The number of people who say they “believe in God” but who do not believe in Jesus is alarmingly high, especially in regions of the world that are culturally/nominally Christian. The sentiment is nearly everywhere.

“I believe in God. I say my prayers each morning and each night.”

Or, “I believe in God. I know He has seen me through a lot of struggles.”

Or, “I believe in God. And I don’t play with Him.”

I’m glad for all of these statements, and they contain some important truths. For example, God is not to be toyed with. He isn’t a teddy bear. He is to be reverenced and loved and worshipped in awe. And God does make His rain to fall on the just and the unjust alike. His common grace toward creation means that a whole bunch of people who do not know Him experience His goodness in myriad ways, including deliverance in struggle. These things can be affirmed, and should be.

But we dare not stop there! This kind of belief in God is hardly any different from James’ famous assessment: “You believe there is one God. Good! Even the demons believe that–and shudder” (James 2:19).

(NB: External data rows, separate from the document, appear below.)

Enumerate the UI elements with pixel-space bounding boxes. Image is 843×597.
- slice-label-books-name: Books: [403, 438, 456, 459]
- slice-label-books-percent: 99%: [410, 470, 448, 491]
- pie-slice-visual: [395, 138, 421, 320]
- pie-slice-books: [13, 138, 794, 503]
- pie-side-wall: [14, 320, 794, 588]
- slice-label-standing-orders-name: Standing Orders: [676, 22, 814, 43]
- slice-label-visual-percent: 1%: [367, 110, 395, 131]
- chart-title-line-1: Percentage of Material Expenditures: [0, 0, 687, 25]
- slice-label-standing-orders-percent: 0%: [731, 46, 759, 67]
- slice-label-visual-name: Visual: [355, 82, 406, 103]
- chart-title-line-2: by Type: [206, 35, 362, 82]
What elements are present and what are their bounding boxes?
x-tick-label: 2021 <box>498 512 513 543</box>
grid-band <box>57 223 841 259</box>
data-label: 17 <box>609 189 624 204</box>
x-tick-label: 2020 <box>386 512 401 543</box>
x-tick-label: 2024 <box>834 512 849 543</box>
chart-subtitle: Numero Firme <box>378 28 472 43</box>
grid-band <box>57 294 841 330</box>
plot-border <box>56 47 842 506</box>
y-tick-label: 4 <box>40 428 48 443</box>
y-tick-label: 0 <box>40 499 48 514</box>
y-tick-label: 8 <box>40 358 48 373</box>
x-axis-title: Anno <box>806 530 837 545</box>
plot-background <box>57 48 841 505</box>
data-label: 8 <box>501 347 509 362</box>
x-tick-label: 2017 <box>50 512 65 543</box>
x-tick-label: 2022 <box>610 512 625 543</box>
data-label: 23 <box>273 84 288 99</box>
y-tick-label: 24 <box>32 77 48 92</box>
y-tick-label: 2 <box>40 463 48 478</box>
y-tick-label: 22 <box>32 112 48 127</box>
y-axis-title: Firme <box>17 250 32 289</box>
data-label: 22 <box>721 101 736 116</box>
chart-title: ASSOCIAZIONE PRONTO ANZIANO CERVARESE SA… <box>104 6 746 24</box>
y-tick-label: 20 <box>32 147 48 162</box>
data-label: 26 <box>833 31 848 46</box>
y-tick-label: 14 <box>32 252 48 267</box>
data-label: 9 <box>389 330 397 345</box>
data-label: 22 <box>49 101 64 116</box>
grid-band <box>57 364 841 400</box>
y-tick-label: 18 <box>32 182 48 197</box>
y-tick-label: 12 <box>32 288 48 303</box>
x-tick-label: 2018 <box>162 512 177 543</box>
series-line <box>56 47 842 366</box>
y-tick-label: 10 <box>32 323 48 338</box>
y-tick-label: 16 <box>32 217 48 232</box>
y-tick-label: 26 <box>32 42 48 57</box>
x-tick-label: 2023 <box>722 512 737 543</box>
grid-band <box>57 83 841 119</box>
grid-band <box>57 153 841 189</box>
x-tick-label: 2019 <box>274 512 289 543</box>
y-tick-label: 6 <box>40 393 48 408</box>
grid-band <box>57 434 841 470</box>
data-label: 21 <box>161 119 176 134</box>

The reality: it is impossible to believe in God in any saving way and not come to Him through faith in Jesus. The unavoidable Person in all creation is Jesus Christ, the Son of God.

We do not have God the Father apart from God the Son. “No one knows the Father except the Son and those to whom the Son chooses to reveal Him” (Matt. 11:27). Or Jesus’ extraordinary words in John 14:6-7a: “I am the way and the truth and the life. No one comes to the Father except through me. If you really knew me, you would know my Father as well.”

Appeals to ‘believing in God’ without believing in the Son are empty idolatries, demon-like faith often without the shuddering. So much God talk allows the veneer of religiosity and faith, but denies the power by denying the Son. And that self-deception is eternally dangerous.

Of course, the opposite problem exists as well. There are those who love Jesus meek and mild but who deny the Father, at least any biblical understanding of the Father. But Matthew 11:27 speaks to them as well: “No one knows the Son except the Father….” Or, John 10:30, “I and the Father are one.” And John 14:9, “Anyone who has seen me has seen the Father.”

The Father and the Son come together. You can not have one and not the other. Either you have the Father with and through the Son, or you have nothing. Vague God talk obscures this critical reality.